Jogo do Tigrinho ganhou na loteria ao tratar os brasileiros como otários
Não existe dinheiro fácil. Mesmo enganar internautas para roubar senhas de contas bancárias em uma quadrilha em Goiás exige alguma dedicação. Mas há quem ignore essa máxima e acredite que todo mundo pode ficar rico, basta ter o "mindset" adequado. Neste caso, jogar compulsivamente.
O Brasil está a um passo de regulamentar a jogatina digital, o que vai incluir caça-níqueis viciados como o Jogo do Tigrinho e outras enganações. Neles, a máxima do cassino convencional ("a banca sempre vence") é elevada à enésima potência porque está acessível a um celular de distância. Vai ser um massacre.

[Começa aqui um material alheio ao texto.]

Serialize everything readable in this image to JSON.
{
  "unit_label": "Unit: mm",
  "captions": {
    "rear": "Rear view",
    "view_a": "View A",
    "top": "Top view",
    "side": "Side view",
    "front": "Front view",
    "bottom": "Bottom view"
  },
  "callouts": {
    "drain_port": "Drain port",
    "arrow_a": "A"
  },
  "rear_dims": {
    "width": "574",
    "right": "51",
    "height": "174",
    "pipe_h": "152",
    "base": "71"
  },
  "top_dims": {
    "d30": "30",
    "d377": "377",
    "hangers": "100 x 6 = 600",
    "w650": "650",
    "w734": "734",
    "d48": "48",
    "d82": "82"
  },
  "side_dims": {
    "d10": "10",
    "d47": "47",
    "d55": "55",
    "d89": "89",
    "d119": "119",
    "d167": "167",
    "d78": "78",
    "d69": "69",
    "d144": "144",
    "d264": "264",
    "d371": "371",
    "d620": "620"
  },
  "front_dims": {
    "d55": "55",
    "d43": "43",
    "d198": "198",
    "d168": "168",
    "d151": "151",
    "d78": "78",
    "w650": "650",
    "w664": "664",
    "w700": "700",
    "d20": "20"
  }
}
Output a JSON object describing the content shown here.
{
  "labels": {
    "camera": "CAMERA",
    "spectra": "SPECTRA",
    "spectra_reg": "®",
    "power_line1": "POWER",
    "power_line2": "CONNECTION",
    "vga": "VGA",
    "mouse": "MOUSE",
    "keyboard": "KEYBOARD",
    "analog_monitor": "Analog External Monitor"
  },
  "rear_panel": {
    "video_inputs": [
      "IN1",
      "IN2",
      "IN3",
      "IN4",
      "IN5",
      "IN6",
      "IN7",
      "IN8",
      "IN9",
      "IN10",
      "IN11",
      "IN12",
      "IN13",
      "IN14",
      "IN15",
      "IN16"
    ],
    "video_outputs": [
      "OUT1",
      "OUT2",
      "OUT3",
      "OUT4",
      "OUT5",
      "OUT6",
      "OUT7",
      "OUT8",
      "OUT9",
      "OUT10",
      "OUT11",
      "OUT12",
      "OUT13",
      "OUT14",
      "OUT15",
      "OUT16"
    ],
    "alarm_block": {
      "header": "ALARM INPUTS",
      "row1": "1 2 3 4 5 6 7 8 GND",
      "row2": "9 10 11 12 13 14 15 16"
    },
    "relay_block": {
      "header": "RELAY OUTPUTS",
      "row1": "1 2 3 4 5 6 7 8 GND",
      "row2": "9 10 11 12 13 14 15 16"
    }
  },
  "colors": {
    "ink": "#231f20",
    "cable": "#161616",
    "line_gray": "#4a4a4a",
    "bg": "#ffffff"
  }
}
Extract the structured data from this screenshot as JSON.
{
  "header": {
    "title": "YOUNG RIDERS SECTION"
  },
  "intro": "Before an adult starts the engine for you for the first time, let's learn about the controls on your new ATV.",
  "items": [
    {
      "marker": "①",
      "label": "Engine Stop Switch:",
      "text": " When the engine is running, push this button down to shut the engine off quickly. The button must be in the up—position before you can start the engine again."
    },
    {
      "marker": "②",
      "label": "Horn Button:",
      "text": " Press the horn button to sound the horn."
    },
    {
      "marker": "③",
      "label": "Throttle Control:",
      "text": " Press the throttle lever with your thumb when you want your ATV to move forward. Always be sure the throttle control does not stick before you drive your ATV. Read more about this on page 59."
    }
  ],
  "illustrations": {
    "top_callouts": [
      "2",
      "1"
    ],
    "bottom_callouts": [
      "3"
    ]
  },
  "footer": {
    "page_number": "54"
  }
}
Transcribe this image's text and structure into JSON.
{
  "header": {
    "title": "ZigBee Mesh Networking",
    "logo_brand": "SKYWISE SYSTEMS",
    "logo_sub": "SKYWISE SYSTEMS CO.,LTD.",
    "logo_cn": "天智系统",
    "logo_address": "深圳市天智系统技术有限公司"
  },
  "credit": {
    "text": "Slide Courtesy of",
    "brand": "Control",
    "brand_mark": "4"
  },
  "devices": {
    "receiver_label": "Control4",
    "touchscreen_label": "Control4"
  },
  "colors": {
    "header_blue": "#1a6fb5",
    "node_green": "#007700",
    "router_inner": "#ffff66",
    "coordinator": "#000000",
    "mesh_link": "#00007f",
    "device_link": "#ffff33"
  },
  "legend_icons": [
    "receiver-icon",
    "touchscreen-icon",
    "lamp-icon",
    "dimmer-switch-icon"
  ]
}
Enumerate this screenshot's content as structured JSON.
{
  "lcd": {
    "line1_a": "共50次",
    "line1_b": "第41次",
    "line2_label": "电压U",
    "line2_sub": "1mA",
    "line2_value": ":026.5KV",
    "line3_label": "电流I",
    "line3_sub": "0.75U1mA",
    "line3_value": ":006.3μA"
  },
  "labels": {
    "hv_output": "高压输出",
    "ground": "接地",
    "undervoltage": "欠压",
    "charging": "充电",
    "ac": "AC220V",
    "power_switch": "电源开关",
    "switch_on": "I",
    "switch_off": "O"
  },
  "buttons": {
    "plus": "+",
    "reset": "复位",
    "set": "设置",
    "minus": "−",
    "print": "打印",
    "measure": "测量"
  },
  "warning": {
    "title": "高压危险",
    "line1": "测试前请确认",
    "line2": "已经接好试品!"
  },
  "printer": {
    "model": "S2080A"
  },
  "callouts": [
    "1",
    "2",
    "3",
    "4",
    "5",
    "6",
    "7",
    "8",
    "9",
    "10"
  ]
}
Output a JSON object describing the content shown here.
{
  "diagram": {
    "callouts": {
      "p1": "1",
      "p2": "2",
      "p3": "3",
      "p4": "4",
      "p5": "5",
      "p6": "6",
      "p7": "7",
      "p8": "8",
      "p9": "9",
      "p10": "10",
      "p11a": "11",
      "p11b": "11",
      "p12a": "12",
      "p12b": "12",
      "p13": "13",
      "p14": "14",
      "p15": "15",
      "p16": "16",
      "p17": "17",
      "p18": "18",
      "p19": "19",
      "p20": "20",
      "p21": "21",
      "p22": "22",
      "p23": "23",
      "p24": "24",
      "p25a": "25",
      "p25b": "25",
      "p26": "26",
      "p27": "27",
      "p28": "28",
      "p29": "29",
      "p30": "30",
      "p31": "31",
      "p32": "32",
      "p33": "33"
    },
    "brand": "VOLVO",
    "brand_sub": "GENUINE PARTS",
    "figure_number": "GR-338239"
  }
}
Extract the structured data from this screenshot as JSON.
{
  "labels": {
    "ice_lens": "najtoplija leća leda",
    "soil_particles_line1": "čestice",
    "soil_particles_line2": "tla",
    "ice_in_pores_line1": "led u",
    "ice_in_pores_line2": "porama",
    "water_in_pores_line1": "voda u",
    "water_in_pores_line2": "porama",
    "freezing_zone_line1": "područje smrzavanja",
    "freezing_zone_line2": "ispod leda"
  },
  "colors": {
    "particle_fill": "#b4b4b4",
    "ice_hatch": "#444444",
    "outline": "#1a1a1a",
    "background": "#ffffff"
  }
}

Quem diria que uma sociedade com milhões de pessoas com pouco dinheiro no bolso e despreparada para a jogatina se viciaria na promessa de dinheiro fácil, não é mesmo? Piores do que os bingos, que levaram ao adoecimento psíquico de muita gente, as bets e jogos de azar online já estão demandando os nossos serviços de saúde, despreparados para lidar com essa dependência.
Nesta segunda (9), o juiz Gustavo Henrique Bretas Marzagão, da 35ª Vara Cível de São Paulo, determinou o bloqueio de 15 sites de jogos de azar virtuais, como a farsa do Tigrinho, que prometem retornos rápidos aos jogadores. A ação, por mais que queira colocar ordem no galinheiro, vai apenas enxugar gelo.
Com a regulamentação na boca do forno, essas plataformas vão poder operar legalmente a partir do começo do ano que vem. Muitos estão de olho nas receitas que vão vir dos jogos de azar e dos cassinos que serão erguidos. Dizem que isso trará empregos, impostos e anúncios, praticamente ignorando o tamanho da encrenca em saúde pública que a epidemia em jogos já está trazendo. Os brasileiros que estão se endividando e até cometendo suicídio? Fodam-se.
Como já disse aqui, essa epidemia se espalha mais rápido do que o crack, de forma silenciosa e acessível, afinal ninguém fuma pedra pelo smartphone - apesar de, muitas vezes, as redes sociais viciarem mais que pedra. E com o agravante de que o produto é anunciado no horário nobre, banca veículos de imprensa e times de futebol e tem a benção do Estado brasileiro.
E com influenciadores que usam sua imagem para vender produtos que enganam brasileiros. Ou pior, cometem crimes com eles. O caso mais ruidoso até agora foi de Deolane Bezerra, que foi presa e, agora, vai cumprir prisão domiciliar, pois teria aberto uma bet parta lavar dinheiro de jogos ilegais. Ela e sua família divulgam o Jogo do Tigrinho.
É cômico ouvir comerciais de bets e jogos dizerem para as pessoas "jogarem com responsabilidade" uma vez que a operação desse tipo de empreendimento depende, em última instância, de apostas feitas de forma compulsiva.
Reportagem de Carlos Madeiro, no UOL, em junho, já havia apontado que trabalhadores estão se endividando até com empregadores, perdendo o dinheiro da própria sobrevivência por causa da jogatina online. E a Polícia Civil do Paraná prendeu uma mulher de 22 anos, acusada de desviar mais de R$ 179 mil do próprio avô para gastar no "Jogo do Tigrinho".
Para uma parte dos legisladores, contudo, desgraça é a maconha, que eles xingam entre um copo de uísque e outro. Na realidade, um usuário frequente de bets pode acabar com a própria vida e a da sua família. O de maconha, na maioria das vezes, acaba com o resto do pudim que estava na geladeira.
Se as chances de ficar rico fossem realmente gigantes como os anúncios na TV, no rádio e nas redes fazem crer, não haveria tanta empresa brasileira e estrangeira oferecendo seus serviços de apostas. Ou vocês, acham que elas fazem assistência social? Reportagem da Folha mostrou que estimativa do Itaú aponta que o balanço entre vitórias e derrotas de todos os apostadores brasileiros foi de R$ 23,9 bilhões, mas a favor da casa das bets, no período entre junho de 2023 e junho de 2024. Como os lucros vão para fora do país, onde as sedes das jogatinas estão instaladas, o país sangra.
Por fim, desenho: não está se discutindo aqui a proibição de nada, até porque seria praticamente impossível, tal como a proibição das drogas. Mas o que está se desenhando é uma situação em que, no final das contas, as bets e casas de apostas vão lucrar dezenas de bilhões, sugando os trabalhadores com uma promessa vazia, até transformá-los em bagaço para o Estado cuidar.